YoY, 1Q18 revenue increased by 10%, driven by the higher gross earned premium (+10%) in the general insurance segment. Note that decent growth in lion’s share contributor- Fire insurance (+14%) as well as Miscellaneous insurance (+12%) made up for the shortfall in flat Motor insurance segment. At the operating profit level, however, EBIT grew by a narrower quantum of 3% on higher combined ratio predominantly driven by higher claims incurred ratio (CIR) of 47.1% (vs. 39.8%); despite the lower management expense ratio (-2.9ppts). Note that higher motor claims were observed during 1Q18 alongside the absence of “incurred but not reported” claims release from Malaysia Motor Insurance Pool, hence poorer claims experience. However, its CIR should normalise back to the low-40% level for the remaining quarters.
On QoQ basis, while total income improved by 4% (with seasonally stronger investment income of +87%, offsetting seasonally lower net earned premium), EBIT dropped by 18% on higher combined ratio of 73.2% (+13.6ppts).
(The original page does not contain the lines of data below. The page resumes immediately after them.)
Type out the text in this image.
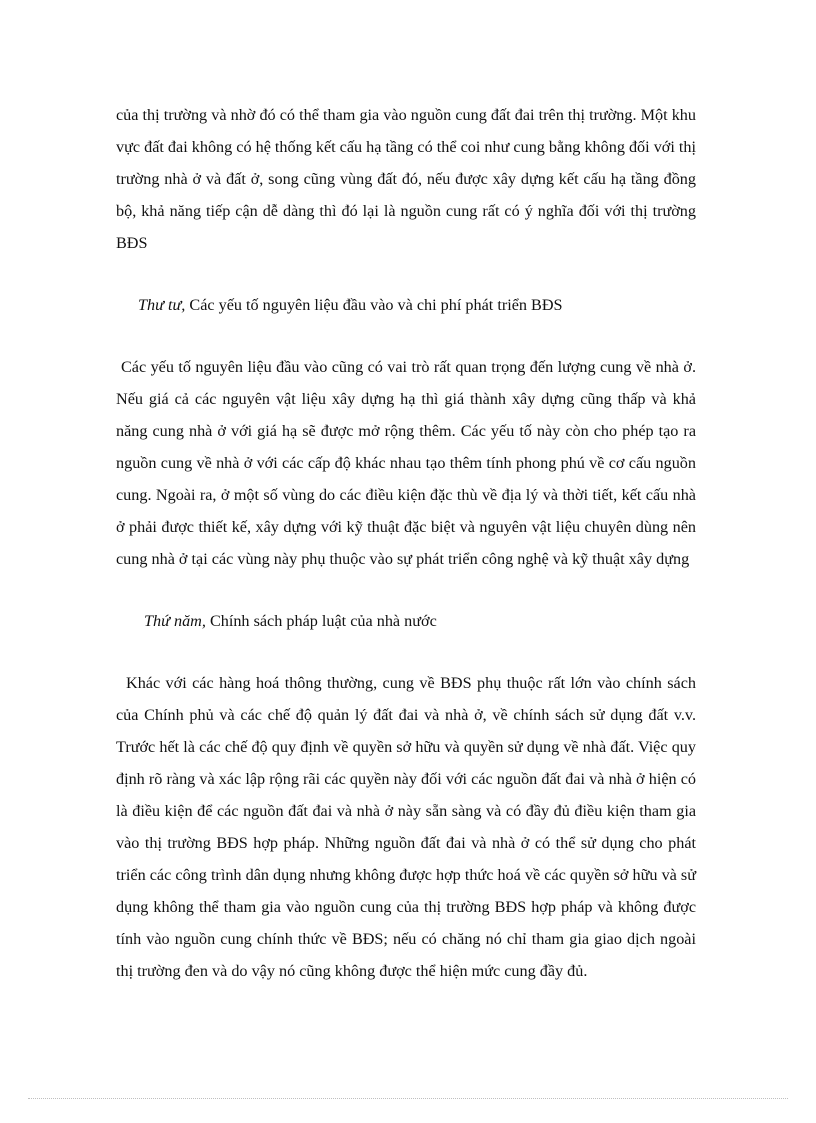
của thị trường và nhờ đó có thể tham gia vào nguồn cung đất đai trên thị trường. Một khu vực đất đai không có hệ thống kết cấu hạ tầng có thể coi như cung bằng không đối với thị trường nhà ở và đất ở, song cũng vùng đất đó, nếu được xây dựng kết cấu hạ tầng đồng bộ, khả năng tiếp cận dễ dàng thì đó lại là nguồn cung rất có ý nghĩa đối với thị trường BĐS

Thư tư, Các yếu tố nguyên liệu đầu vào và chi phí phát triển BĐS

Các yếu tố nguyên liệu đầu vào cũng có vai trò rất quan trọng đến lượng cung về nhà ở. Nếu giá cả các nguyên vật liệu xây dựng hạ thì giá thành xây dựng cũng thấp và khả năng cung nhà ở với giá hạ sẽ được mở rộng thêm. Các yếu tố này còn cho phép tạo ra nguồn cung về nhà ở với các cấp độ khác nhau tạo thêm tính phong phú về cơ cấu nguồn cung. Ngoài ra, ở một số vùng do các điều kiện đặc thù về địa lý và thời tiết, kết cấu nhà ở phải được thiết kế, xây dựng với kỹ thuật đặc biệt và nguyên vật liệu chuyên dùng nên cung nhà ở tại các vùng này phụ thuộc vào sự phát triển công nghệ và kỹ thuật xây dựng

Thứ năm, Chính sách pháp luật của nhà nước

Khác với các hàng hoá thông thường, cung về BĐS phụ thuộc rất lớn vào chính sách của Chính phủ và các chế độ quản lý đất đai và nhà ở, về chính sách sử dụng đất v.v. Trước hết là các chế độ quy định về quyền sở hữu và quyền sử dụng về nhà đất. Việc quy định rõ ràng và xác lập rộng rãi các quyền này đối với các nguồn đất đai và nhà ở hiện có là điều kiện để các nguồn đất đai và nhà ở này sẵn sàng và có đầy đủ điều kiện tham gia vào thị trường BĐS hợp pháp. Những nguồn đất đai và nhà ở có thể sử dụng cho phát triển các công trình dân dụng nhưng không được hợp thức hoá về các quyền sở hữu và sử dụng không thể tham gia vào nguồn cung của thị trường BĐS hợp pháp và không được tính vào nguồn cung chính thức về BĐS; nếu có chăng nó chỉ tham gia giao dịch ngoài thị trường đen và do vậy nó cũng không được thể hiện mức cung đầy đủ.
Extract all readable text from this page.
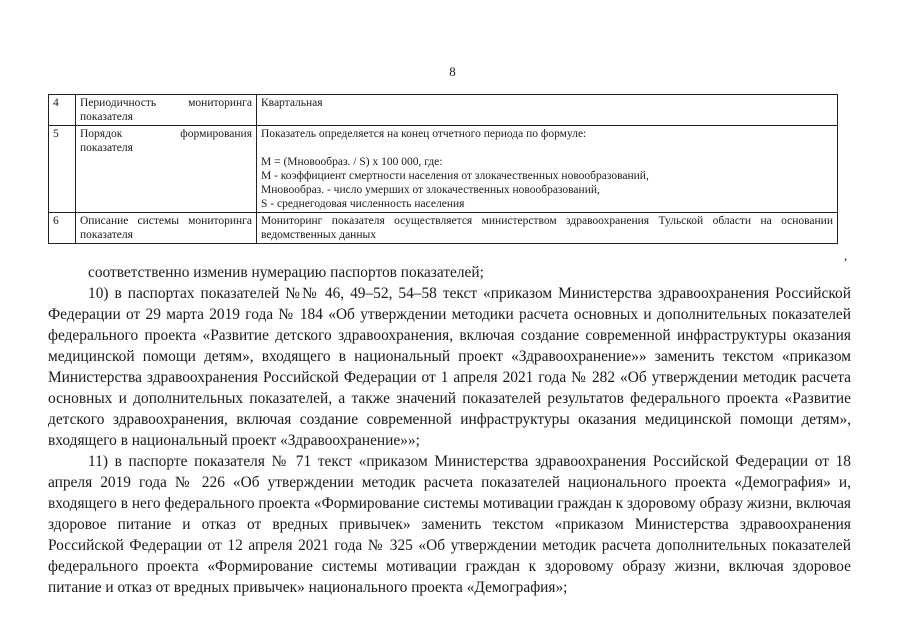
8
4	Периодичность мониторинга показателя	Квартальная

5	Порядок формирования показателя	Показатель определяется на конец отчетного периода по формуле:
М = (Мновообраз. / S) х 100 000, где:
М - коэффициент смертности населения от злокачественных новообразований,
Мновообраз. - число умерших от злокачественных новообразований,
S - среднегодовая численность населения

6	Описание системы мониторинга показателя	Мониторинг показателя осуществляется министерством здравоохранения Тульской области на основании ведомственных данных
,

соответственно изменив нумерацию паспортов показателей;

10) в паспортах показателей №№ 46, 49–52, 54–58 текст «приказом Министерства здравоохранения Российской Федерации от 29 марта 2019 года № 184 «Об утверждении методики расчета основных и дополнительных показателей федерального проекта «Развитие детского здравоохранения, включая создание современной инфраструктуры оказания медицинской помощи детям», входящего в национальный проект «Здравоохранение»» заменить текстом «приказом Министерства здравоохранения Российской Федерации от 1 апреля 2021 года № 282 «Об утверждении методик расчета основных и дополнительных показателей, а также значений показателей результатов федерального проекта «Развитие детского здравоохранения, включая создание современной инфраструктуры оказания медицинской помощи детям», входящего в национальный проект «Здравоохранение»»;

11) в паспорте показателя № 71 текст «приказом Министерства здравоохранения Российской Федерации от 18 апреля 2019 года № 226 «Об утверждении методик расчета показателей национального проекта «Демография» и, входящего в него федерального проекта «Формирование системы мотивации граждан к здоровому образу жизни, включая здоровое питание и отказ от вредных привычек» заменить текстом «приказом Министерства здравоохранения Российской Федерации от 12 апреля 2021 года № 325 «Об утверждении методик расчета дополнительных показателей федерального проекта «Формирование системы мотивации граждан к здоровому образу жизни, включая здоровое питание и отказ от вредных привычек» национального проекта «Демография»;
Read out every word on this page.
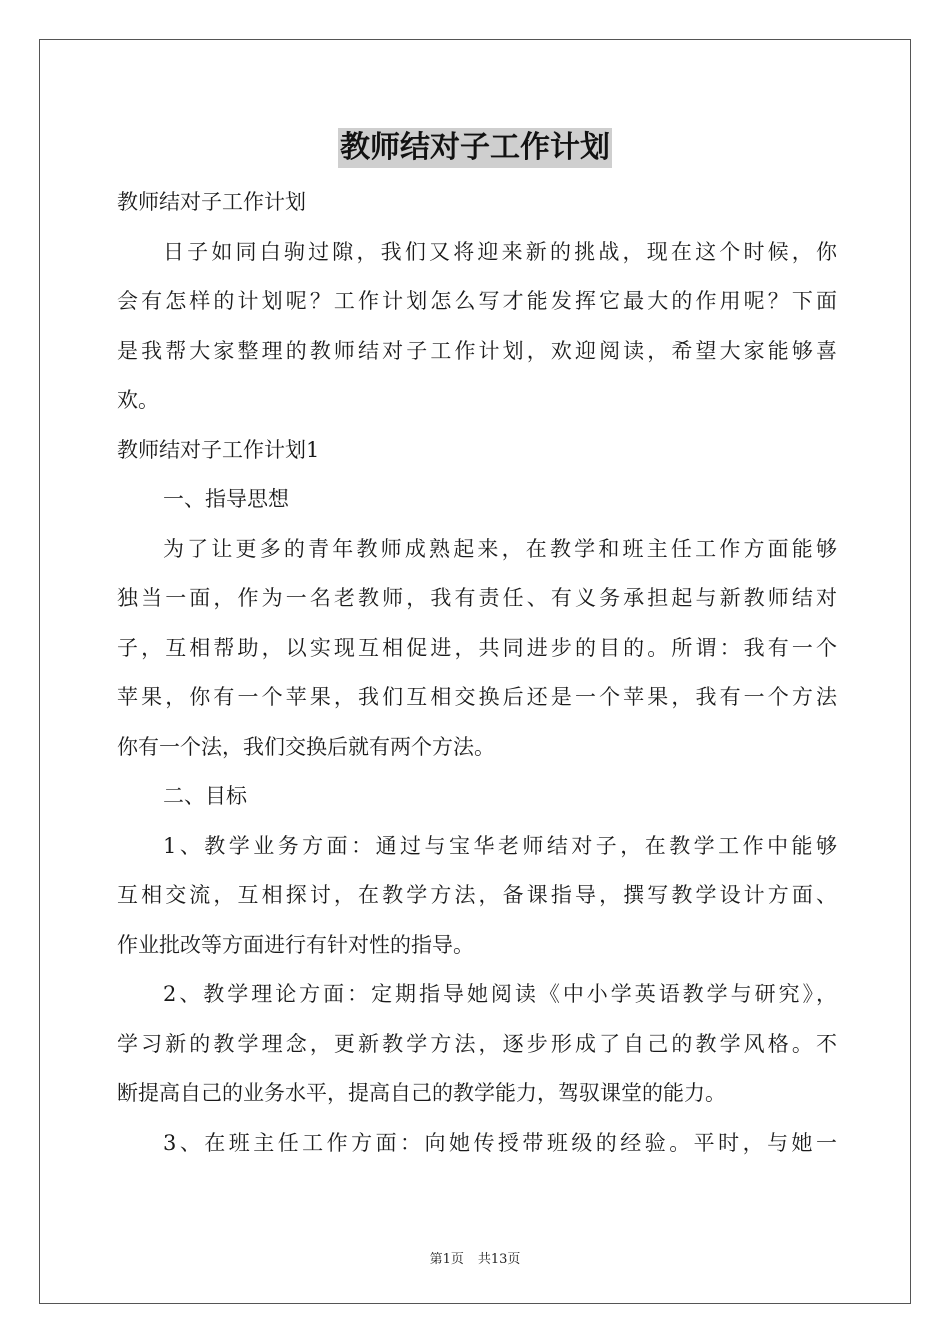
教师结对子工作计划
教师结对子工作计划
日子如同白驹过隙，我们又将迎来新的挑战，现在这个时候，你
会有怎样的计划呢？工作计划怎么写才能发挥它最大的作用呢？下面
是我帮大家整理的教师结对子工作计划，欢迎阅读，希望大家能够喜
欢。
教师结对子工作计划1
一、指导思想
为了让更多的青年教师成熟起来，在教学和班主任工作方面能够
独当一面，作为一名老教师，我有责任、有义务承担起与新教师结对
子，互相帮助，以实现互相促进，共同进步的目的。所谓：我有一个
苹果，你有一个苹果，我们互相交换后还是一个苹果，我有一个方法
你有一个法，我们交换后就有两个方法。
二、目标
1、教学业务方面：通过与宝华老师结对子，在教学工作中能够
互相交流，互相探讨，在教学方法，备课指导，撰写教学设计方面、
作业批改等方面进行有针对性的指导。
2、教学理论方面：定期指导她阅读《中小学英语教学与研究》，
学习新的教学理念，更新教学方法，逐步形成了自己的教学风格。不
断提高自己的业务水平，提高自己的教学能力，驾驭课堂的能力。
3、在班主任工作方面：向她传授带班级的经验。平时，与她一
第1页 共13页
Main culprit again was the higher claims incurred ratio of 47.1% (+12.5ppts) from Motor segment during 1Q18.
Sheltered from the industry’s liberalisation. Phase 2 of the framework on phased liberalisation of Motor and Fire Tariffs (where motor insurance for comprehensive cover and third-party fire and theft will be detariffed) has already commenced from 1st July 2017 onwards. While our concerns are on the undercutting of premium pricing that could induce greater competition, we understand that there were in fact not much of premiums revision seen thus far among the new motor insurance products, thanks to the risk-based capital framework in place as well as the thin margins that motor insurance are carrying. Another plus point that is sheltering the group to the stagnating motor insurance is its limited portfolio exposure which contributes 24% of the group’s 1Q18 gross written premiums (GWP), vis-à-vis other big players that have >50% exposure as well as the niche focus in the comprehensive and private car segments which give better experience ratings. Meanwhile on the claims side, though poorer experience was observed during the quarter at 47.1%, this is still lower than the peers which are hovering at 50%-75%, thanks to its strategic exposure in fire insurance (at 41%). We believe CIR should normalise back to the low-40% level for the remaining quarters (vs. our FY18E/FY19E assumption of 41%).
Maintain MARKET PERFORM with higher rollover TP of RM16.30 (from RM15.10). We tweaked our FY18E/FY19E CNP by -3% each for house-keeping purposes, while rolling over our valuation base year to FY19E. All in, our TP has been raised to RM16.30 which is still based on an unchanged blended FY19E PER/PBV ratio of 19.5x/2.9x (both based on LPI’s +1SD above its 3-year PER and PBV). Maintain MARKET PERFORM. Risks to our call include: (i) lower premium underwritten, hence growth, (ii) higher-than-expected combined ratio.